The ground was prepared for such an expansion in 2019, after the Environmental Protection Agency issued a regulation that allowed E15 to be sold year-round (Exhibit 2). Previously, many fuel retailers had found it difficult or impossible to offer E15 during the summer months in conventional gasoline markets, due to outdated fuel volatility regulations. In 2020, nationwide E15 sales managed to increase despite the 13% drop in overall gasoline consumption due to the COVID-19 pandemic, but the gains were muted.
However, the progress that was witnessed in 2021 is now threatened. In July 2021, the D.C. Circuit Court of Appeals ruled in favor of oil refiners who argued that EPA’s year-round E15 regulation should be vacated because the Agency had exceeded its authority. Despite the court decision being published in early July, it did not affect E15 sales in 2021 since retailers were allowed to continue selling the fuel throughout the summer without making any changes to their operations. However, if the court decision is allowed to stand and no other action is taken, summertime E15 sales would be expected to drop in conventional gasoline areas in 2022, as was the pattern prior to 2019.

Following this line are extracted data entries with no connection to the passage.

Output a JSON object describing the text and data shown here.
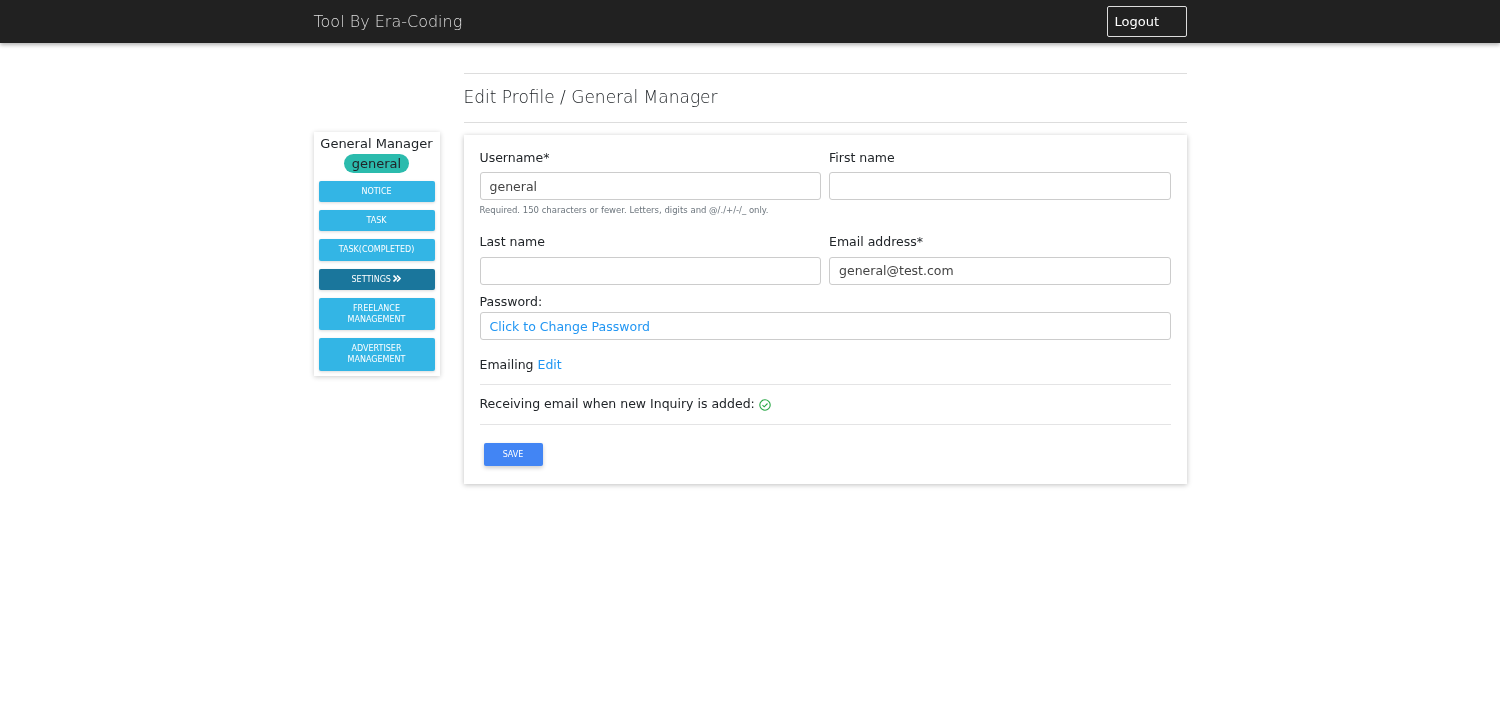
{
  "navbar": {
    "brand": "Tool By Era-Coding",
    "logout": "Logout"
  },
  "page_title": "Edit Profile / General Manager",
  "profile": {
    "role": "General Manager",
    "badge": "general"
  },
  "menu": [
    {
      "label": "NOTICE",
      "selected": false
    },
    {
      "label": "TASK",
      "selected": false
    },
    {
      "label": "TASK(COMPLETED)",
      "selected": false
    },
    {
      "label": "SETTINGS",
      "selected": true
    },
    {
      "label": "FREELANCE MANAGEMENT",
      "selected": false
    },
    {
      "label": "ADVERTISER MANAGEMENT",
      "selected": false
    }
  ],
  "fields": [
    {
      "label": "Username*",
      "value": "general",
      "help": "Required. 150 characters or fewer. Letters, digits and @/./+/-/_ only."
    },
    {
      "label": "First name"
    },
    {
      "label": "Last name"
    },
    {
      "label": "Email address*",
      "value": "general@test.com"
    }
  ],
  "password": {
    "label": "Password:",
    "link": "Click to Change Password"
  },
  "emailing": {
    "label": "Emailing",
    "link": "Edit"
  },
  "notification": {
    "text": "Receiving email when new Inquiry is added:",
    "enabled": true
  },
  "save": "SAVE"
}
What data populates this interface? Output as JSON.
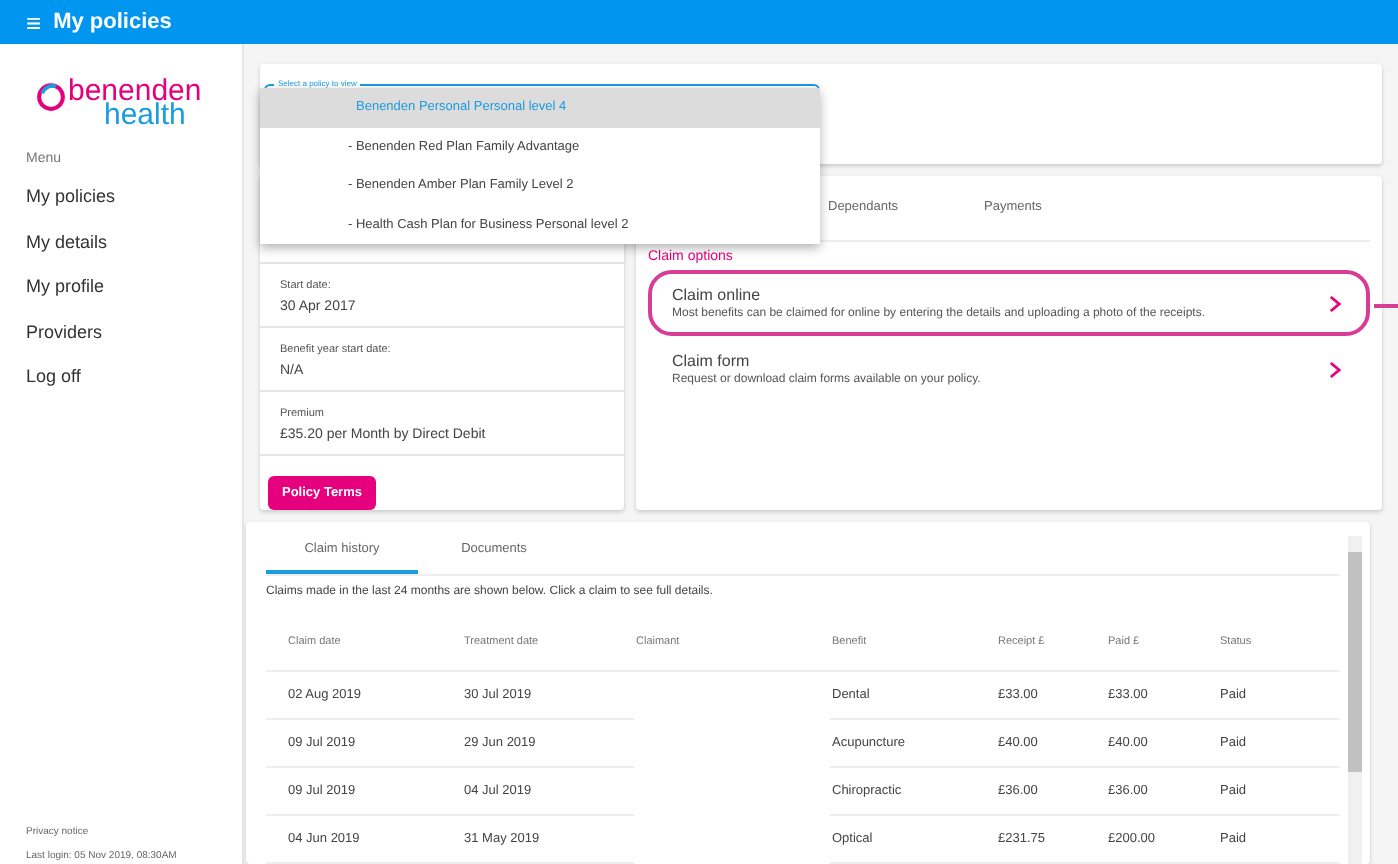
{
  "app_bar": {
    "menu_icon": "≡",
    "title": "My policies"
  },
  "logo": {
    "brand": "benenden",
    "sub": "health"
  },
  "sidebar": {
    "heading": "Menu",
    "items": [
      {
        "label": "My policies"
      },
      {
        "label": "My details"
      },
      {
        "label": "My profile"
      },
      {
        "label": "Providers"
      },
      {
        "label": "Log off"
      }
    ],
    "footer_link": "Privacy notice",
    "last_login": "Last login: 05 Nov 2019, 08:30AM"
  },
  "policy_select": {
    "label": "Select a policy to view",
    "options": [
      {
        "label": "Benenden Personal Personal level 4",
        "selected": true
      },
      {
        "label": "- Benenden Red Plan Family Advantage",
        "selected": false
      },
      {
        "label": "- Benenden Amber Plan Family Level 2",
        "selected": false
      },
      {
        "label": "- Health Cash Plan for Business Personal level 2",
        "selected": false
      }
    ]
  },
  "policy_details": {
    "fields": [
      {
        "label": "Start date:",
        "value": "30 Apr 2017"
      },
      {
        "label": "Benefit year start date:",
        "value": "N/A"
      },
      {
        "label": "Premium",
        "value": "£35.20 per Month by Direct Debit"
      }
    ],
    "button": "Policy Terms"
  },
  "claims_panel": {
    "tabs": [
      {
        "label": "Dependants",
        "selected": false
      },
      {
        "label": "Payments",
        "selected": false
      }
    ],
    "heading": "Claim options",
    "options": [
      {
        "title": "Claim online",
        "description": "Most benefits can be claimed for online by entering the details and uploading a photo of the receipts.",
        "highlighted": true
      },
      {
        "title": "Claim form",
        "description": "Request or download claim forms available on your policy.",
        "highlighted": false
      }
    ]
  },
  "history": {
    "tabs": [
      {
        "label": "Claim history",
        "selected": true
      },
      {
        "label": "Documents",
        "selected": false
      }
    ],
    "intro": "Claims made in the last 24 months are shown below. Click a claim to see full details.",
    "columns": [
      "Claim date",
      "Treatment date",
      "Claimant",
      "Benefit",
      "Receipt £",
      "Paid £",
      "Status"
    ],
    "rows": [
      [
        "02 Aug 2019",
        "30 Jul 2019",
        "",
        "Dental",
        "£33.00",
        "£33.00",
        "Paid"
      ],
      [
        "09 Jul 2019",
        "29 Jun 2019",
        "",
        "Acupuncture",
        "£40.00",
        "£40.00",
        "Paid"
      ],
      [
        "09 Jul 2019",
        "04 Jul 2019",
        "",
        "Chiropractic",
        "£36.00",
        "£36.00",
        "Paid"
      ],
      [
        "04 Jun 2019",
        "31 May 2019",
        "",
        "Optical",
        "£231.75",
        "£200.00",
        "Paid"
      ]
    ]
  }
}
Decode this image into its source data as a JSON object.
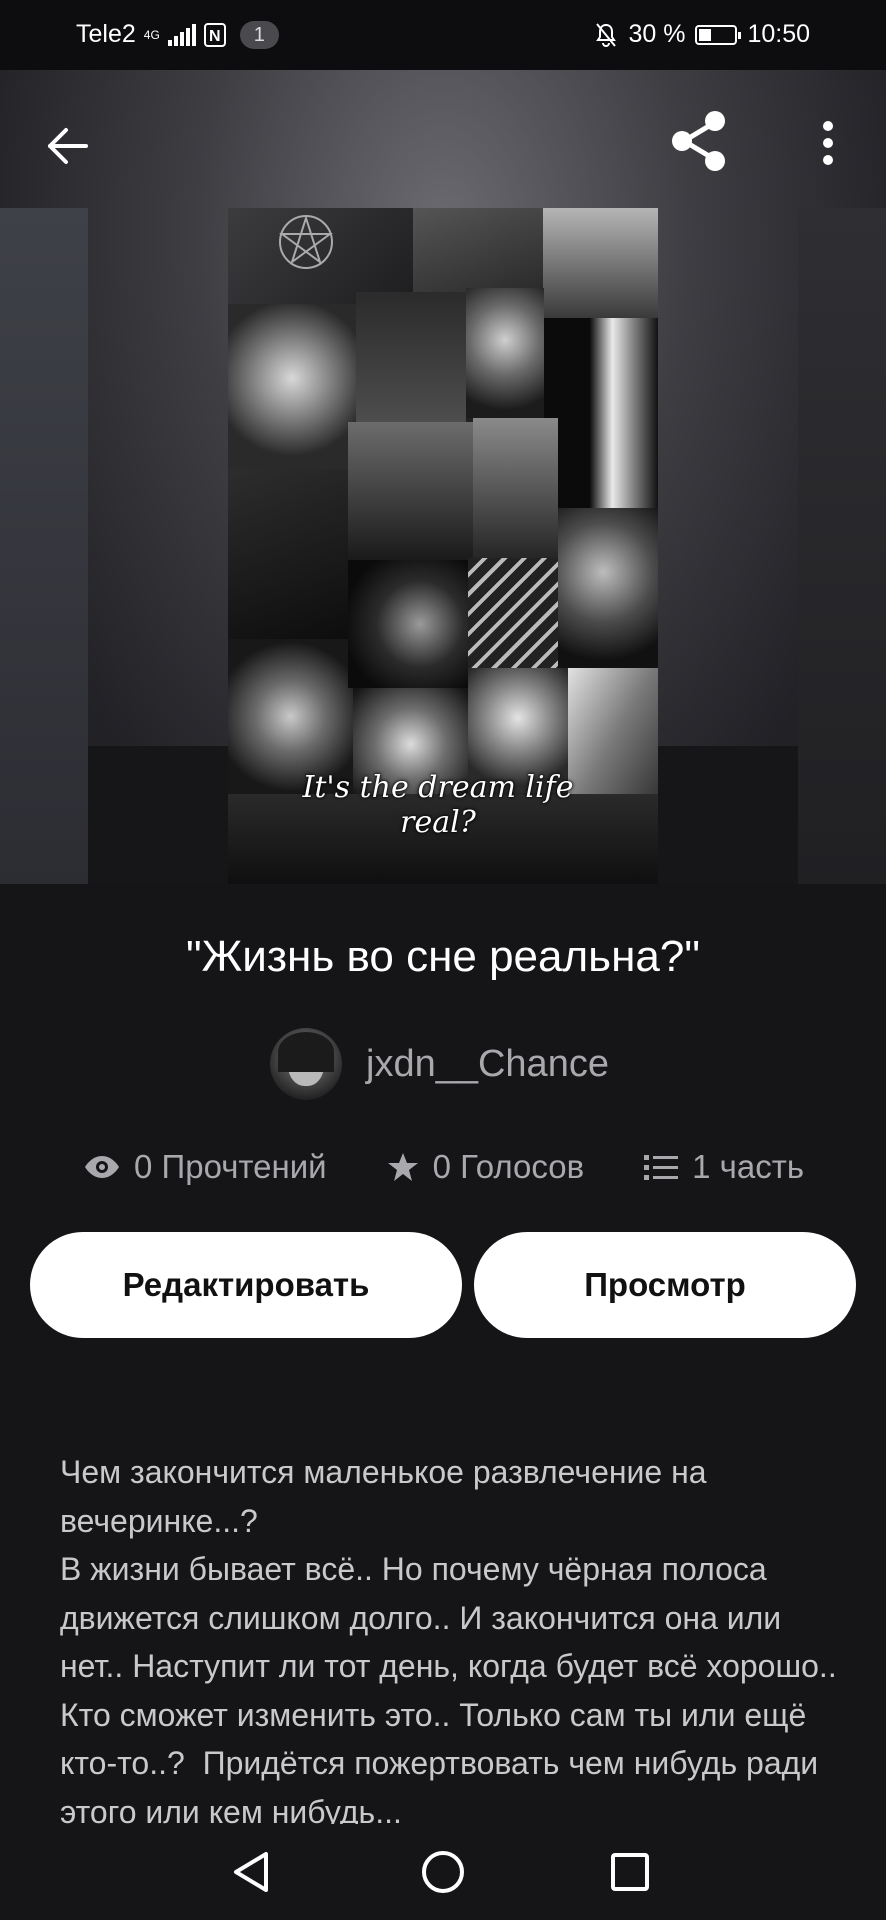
{
  "status_bar": {
    "carrier": "Tele2",
    "network": "4G",
    "notification_count": "1",
    "battery_percent": "30 %",
    "time": "10:50"
  },
  "book": {
    "cover_caption": "It's the dream life real?",
    "title": "\"Жизнь во сне реальна?\"",
    "author": "jxdn__Chance",
    "stats": {
      "reads": "0 Прочтений",
      "votes": "0 Голосов",
      "parts": "1 часть"
    },
    "description": "Чем закончится маленькое развлечение на вечеринке...?\nВ жизни бывает всё.. Но почему чёрная полоса движется слишком долго.. И закончится она или нет.. Наступит ли тот день, когда будет всё хорошо.. Кто сможет изменить это.. Только сам ты или ещё кто-то..?  Придётся пожертвовать чем нибудь ради этого или кем нибудь..."
  },
  "buttons": {
    "edit": "Редактировать",
    "preview": "Просмотр"
  },
  "icons": {
    "back": "arrow-left-icon",
    "share": "share-icon",
    "more": "more-vertical-icon",
    "reads": "eye-icon",
    "votes": "star-icon",
    "parts": "list-icon"
  }
}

While this is a long-term threat to the expanded availability of E15, the U.S. faces a more acute fuel supply and price problem this year. The Russian invasion of Ukraine has driven up global and U.S. crude oil prices, and retail gasoline prices have hit record levels as a result. In 2021, the U.S. imported an average of 670,000 barrels/day of crude oil and petroleum products from Russia, which the Biden Administration has now banned. Expanded use of ethanol in E15 could go a long way toward replacing the gasoline from Russian imports, but if restrictions on E15 return this summer as scheduled, sales could go into reverse, further tightening fuel supplies and putting upward pressure on gasoline prices. The ability to ramp up E15 volumes has been demonstrated, and the Biden administration should take immediate action to allow E15 to continue to be sold in conventional gasoline areas this summer, just as has been the case the last three years.
 EPA limits the volatility of gasoline during the “high ozone season” every summer (Jun. 1-Sep. 15). Prior to EPA’s 2019 rule change, the practical volatility limit for E10 sold in conventional gasoline areas was 10 pounds per square inch (psi) Reid vapor pressure (RVP), but E15 was held to a 9-psi limit. EPA’s 2019 rule effectively extended the volatility limit for E15 to 10 psi, creating regulatory parity for E15 and E10.